Resultado: en un año la Tecnocracia decapitó a treinta y cinco mil enemigos varios; el resto hasta completar el total fue cubierto por los cargamentos que continuamente venían desde los frentes de lucha.

La pirámide de cráneos, una vez que estuvieron todos juntos para poder empezar la tarea de construcción, ocupaba un volumen de 5550 m3.

Tardaron un año y medio en levantar la catedral que, contra todas las predicciones, no se vino abajo. Claro está que los arquitectos usaron un nuevo cemento plástico revolucionario para soldar las calaveras unas con otras.

La construcción tenía una enorme entrada ojival —la puerta también era toda de cráneos—, por la que se penetraba a una magnífica nave. Había allí escaleras rarísimas cuyos peldaños, pasamanos, todo, absolutamente todo, estaba compuesto por estos huesos. También el altar. Frente a él había una tecnócrata hecha con diecinueve calaveras. El piso resultaba algo irregular por haber sido realizado con idénticos materiales. No existía un solo techo sino varios a distintas alturas, progresivamente mayores, hasta llegar a la bóveda máxima que se encontraba justo por encima del altar, a ochenta metros. Sobre el lugar de los sacrificios, donde el sacerdote de turno oficiaba, caía desde una de las distintas bóvedas —dependía del paso del sol en cada época del año—, un único rayo de luz que se posaba sobre el cráneo Polikriptos (el de los Muchos Misterios), depositado todos los días en ese lugar para el momento de la ceremonia, retirado luego de ella y envuelto en lino real perfumado con esencias preciosas.
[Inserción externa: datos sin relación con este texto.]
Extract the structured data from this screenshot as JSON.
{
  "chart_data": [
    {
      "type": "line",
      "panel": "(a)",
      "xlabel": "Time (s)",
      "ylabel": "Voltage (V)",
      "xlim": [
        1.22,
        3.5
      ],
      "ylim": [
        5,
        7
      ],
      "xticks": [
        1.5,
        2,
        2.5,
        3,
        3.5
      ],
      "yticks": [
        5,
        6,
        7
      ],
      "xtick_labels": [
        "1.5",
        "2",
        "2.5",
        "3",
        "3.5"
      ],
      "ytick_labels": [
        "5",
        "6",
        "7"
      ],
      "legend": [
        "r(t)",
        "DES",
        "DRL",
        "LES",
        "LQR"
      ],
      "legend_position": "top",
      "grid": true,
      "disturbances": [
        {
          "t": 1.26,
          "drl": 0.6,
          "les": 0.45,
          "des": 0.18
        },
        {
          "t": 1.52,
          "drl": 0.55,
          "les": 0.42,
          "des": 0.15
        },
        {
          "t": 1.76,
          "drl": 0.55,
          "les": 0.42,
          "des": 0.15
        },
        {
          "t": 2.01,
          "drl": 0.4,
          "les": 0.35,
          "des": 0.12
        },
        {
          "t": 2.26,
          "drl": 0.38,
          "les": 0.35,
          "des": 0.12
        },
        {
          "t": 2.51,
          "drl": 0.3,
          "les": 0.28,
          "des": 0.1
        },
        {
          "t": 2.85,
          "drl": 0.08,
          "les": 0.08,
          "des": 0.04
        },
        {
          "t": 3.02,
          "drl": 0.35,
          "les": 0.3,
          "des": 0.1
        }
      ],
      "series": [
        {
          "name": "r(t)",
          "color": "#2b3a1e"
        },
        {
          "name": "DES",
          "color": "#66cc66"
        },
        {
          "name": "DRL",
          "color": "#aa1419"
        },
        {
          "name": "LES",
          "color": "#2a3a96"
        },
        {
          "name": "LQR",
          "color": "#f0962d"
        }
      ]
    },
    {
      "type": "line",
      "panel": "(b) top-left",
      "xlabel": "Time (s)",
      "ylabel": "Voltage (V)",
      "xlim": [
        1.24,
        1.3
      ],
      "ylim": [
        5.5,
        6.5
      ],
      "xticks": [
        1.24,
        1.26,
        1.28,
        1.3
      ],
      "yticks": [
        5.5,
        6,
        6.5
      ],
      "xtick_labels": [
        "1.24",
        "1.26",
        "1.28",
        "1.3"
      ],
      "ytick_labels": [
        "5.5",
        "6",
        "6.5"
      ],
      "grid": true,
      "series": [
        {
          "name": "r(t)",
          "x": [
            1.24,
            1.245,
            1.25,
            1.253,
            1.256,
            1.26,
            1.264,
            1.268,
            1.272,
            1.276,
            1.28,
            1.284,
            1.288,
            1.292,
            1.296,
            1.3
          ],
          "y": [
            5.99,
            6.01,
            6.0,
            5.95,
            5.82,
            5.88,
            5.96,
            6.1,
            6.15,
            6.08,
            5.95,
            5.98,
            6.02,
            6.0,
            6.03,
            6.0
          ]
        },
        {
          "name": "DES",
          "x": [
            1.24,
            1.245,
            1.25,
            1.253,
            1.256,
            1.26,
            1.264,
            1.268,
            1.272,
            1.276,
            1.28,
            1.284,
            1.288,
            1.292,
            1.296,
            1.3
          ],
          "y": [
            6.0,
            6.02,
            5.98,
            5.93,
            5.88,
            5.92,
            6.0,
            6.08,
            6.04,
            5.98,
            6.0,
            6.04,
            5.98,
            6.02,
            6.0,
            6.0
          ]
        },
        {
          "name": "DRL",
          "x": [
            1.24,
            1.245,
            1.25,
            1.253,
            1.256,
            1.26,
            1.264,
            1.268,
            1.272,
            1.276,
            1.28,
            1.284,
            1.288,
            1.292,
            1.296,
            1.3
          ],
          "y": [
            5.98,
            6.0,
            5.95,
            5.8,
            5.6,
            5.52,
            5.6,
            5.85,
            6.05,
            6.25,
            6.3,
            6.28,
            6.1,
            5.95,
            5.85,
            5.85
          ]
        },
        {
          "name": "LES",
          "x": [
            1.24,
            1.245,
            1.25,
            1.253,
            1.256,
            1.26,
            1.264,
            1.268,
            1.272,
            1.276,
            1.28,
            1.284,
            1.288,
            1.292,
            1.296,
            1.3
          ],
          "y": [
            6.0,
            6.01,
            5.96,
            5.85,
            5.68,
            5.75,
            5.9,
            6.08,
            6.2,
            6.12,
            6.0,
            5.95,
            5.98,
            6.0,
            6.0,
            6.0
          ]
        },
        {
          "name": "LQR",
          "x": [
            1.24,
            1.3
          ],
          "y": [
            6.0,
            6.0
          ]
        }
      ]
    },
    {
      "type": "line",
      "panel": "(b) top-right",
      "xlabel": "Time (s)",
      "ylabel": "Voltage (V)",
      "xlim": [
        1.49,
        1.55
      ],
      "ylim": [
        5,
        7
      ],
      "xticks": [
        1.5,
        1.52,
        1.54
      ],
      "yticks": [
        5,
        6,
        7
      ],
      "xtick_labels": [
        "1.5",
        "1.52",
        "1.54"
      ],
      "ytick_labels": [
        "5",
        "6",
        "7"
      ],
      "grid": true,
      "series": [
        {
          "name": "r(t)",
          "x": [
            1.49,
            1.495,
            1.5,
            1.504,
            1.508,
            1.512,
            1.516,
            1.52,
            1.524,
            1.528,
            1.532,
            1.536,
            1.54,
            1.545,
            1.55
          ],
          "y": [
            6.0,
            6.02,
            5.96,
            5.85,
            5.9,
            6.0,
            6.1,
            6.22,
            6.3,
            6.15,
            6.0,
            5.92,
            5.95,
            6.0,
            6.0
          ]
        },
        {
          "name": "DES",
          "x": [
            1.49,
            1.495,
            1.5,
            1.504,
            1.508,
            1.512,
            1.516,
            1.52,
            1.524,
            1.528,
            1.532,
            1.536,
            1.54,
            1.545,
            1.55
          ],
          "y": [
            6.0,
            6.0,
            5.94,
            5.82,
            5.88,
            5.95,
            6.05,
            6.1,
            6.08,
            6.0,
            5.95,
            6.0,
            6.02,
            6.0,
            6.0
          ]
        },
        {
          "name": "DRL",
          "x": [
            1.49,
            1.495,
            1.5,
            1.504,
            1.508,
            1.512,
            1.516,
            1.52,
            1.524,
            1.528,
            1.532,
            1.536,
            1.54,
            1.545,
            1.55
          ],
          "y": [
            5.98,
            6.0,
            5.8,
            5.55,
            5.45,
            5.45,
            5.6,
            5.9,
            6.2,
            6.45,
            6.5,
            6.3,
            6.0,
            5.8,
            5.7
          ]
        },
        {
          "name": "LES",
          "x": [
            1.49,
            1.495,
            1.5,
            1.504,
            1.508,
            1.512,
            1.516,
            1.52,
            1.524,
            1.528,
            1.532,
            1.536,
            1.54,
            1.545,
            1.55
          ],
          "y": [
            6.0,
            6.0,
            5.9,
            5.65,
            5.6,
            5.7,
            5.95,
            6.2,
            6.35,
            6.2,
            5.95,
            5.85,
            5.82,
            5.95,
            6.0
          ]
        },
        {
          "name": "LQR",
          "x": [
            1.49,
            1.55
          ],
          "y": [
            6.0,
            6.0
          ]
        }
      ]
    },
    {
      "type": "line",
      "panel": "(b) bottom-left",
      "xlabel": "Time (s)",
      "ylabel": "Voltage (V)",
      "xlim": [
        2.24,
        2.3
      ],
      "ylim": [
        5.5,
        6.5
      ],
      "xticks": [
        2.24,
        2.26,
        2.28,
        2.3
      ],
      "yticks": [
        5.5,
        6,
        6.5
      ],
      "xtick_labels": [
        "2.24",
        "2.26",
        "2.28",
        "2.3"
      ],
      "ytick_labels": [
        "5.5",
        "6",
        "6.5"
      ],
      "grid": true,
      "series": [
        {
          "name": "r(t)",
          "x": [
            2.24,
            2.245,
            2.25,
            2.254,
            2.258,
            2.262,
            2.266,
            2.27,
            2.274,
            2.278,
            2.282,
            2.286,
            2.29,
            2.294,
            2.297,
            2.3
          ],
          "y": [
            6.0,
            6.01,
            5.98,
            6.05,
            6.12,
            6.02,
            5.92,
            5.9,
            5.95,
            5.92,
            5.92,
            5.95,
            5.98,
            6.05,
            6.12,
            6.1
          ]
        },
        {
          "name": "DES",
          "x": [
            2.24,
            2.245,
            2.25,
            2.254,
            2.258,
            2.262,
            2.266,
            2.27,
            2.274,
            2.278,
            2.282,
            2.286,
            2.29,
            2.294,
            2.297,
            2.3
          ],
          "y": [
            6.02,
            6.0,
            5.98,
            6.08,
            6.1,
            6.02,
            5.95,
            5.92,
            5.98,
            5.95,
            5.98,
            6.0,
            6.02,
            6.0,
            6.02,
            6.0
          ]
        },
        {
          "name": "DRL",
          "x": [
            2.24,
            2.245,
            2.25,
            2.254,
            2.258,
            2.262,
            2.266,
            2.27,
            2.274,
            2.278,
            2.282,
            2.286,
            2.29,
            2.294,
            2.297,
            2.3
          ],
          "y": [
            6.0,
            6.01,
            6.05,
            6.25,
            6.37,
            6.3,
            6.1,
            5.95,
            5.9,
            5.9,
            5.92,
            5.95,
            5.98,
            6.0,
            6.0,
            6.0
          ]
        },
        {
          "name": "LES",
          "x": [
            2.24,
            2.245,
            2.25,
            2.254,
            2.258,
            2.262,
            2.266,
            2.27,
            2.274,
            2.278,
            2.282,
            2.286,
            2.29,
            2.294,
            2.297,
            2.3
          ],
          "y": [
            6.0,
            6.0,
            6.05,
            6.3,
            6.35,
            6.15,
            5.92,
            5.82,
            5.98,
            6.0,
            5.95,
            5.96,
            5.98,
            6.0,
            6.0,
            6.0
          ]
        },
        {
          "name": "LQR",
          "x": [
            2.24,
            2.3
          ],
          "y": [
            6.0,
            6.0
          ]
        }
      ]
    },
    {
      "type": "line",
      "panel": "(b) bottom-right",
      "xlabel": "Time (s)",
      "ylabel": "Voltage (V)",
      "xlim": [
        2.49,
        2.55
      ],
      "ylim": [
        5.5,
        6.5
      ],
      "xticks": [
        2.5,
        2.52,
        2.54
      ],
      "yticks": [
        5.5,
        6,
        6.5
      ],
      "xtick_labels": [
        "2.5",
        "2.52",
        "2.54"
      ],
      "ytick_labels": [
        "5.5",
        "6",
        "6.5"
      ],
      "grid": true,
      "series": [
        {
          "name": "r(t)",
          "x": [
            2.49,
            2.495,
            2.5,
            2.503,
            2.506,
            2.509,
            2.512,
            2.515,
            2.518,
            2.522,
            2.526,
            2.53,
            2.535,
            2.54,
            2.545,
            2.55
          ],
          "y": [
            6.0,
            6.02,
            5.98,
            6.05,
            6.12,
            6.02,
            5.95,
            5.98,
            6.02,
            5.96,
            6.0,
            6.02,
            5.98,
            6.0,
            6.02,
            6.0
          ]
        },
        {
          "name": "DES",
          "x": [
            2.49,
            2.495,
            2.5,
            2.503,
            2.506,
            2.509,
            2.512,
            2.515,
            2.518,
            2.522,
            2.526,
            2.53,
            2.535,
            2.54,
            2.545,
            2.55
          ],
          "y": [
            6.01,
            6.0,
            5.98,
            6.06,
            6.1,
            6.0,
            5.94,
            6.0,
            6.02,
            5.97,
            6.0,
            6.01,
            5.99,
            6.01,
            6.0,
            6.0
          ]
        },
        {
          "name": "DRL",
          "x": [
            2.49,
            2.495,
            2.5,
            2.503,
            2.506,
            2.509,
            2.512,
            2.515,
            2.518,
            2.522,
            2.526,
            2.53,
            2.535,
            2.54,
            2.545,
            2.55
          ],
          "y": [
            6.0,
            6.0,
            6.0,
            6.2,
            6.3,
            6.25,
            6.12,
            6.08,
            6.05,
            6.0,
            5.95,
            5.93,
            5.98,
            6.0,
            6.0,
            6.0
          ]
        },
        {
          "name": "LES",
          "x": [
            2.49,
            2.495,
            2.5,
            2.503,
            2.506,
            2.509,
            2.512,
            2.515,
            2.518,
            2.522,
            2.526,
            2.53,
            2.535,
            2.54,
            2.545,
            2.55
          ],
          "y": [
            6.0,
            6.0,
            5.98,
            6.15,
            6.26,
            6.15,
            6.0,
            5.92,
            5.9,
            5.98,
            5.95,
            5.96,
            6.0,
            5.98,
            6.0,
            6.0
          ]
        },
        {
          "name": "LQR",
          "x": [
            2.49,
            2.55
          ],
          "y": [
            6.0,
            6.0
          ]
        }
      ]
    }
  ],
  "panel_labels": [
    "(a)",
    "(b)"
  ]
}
A medida que el sagrado oficio transcurría, la luz iluminaba sucesivamente: un sector del occipital, de aquí cruzaba lentamente al parietal y luego a la órbita del ojo izquierdo, llenándola; su cuenca estaba perfectamente lustrada, de modo que pudiese arrojar destellos como un espejo. Tenía mucha fuerza ese ojo. Y así, mientras él potenciaba y los dientes formaban doble hilera de sarcófagos con tapas de marfil, la ceremonia llegaba a su clímax: «Y es por esto, Segador, que hemos venido hoy a ti a saludarte. Para que trabajes por nuestro intermedio a favor de la Patria. Mata a nuestros enemigos. Bórralos del Libro de la Vida. Que sea como si jamás hubiesen existido. Que así como este rayo de sol va a extinguirse, así se apaguen las existencias de sorias, anti-Mozart, comunistas y chichis. Muerte: sobre ti, nuestra victoria».

De tal manera, abruptamente, terminaba el oficio.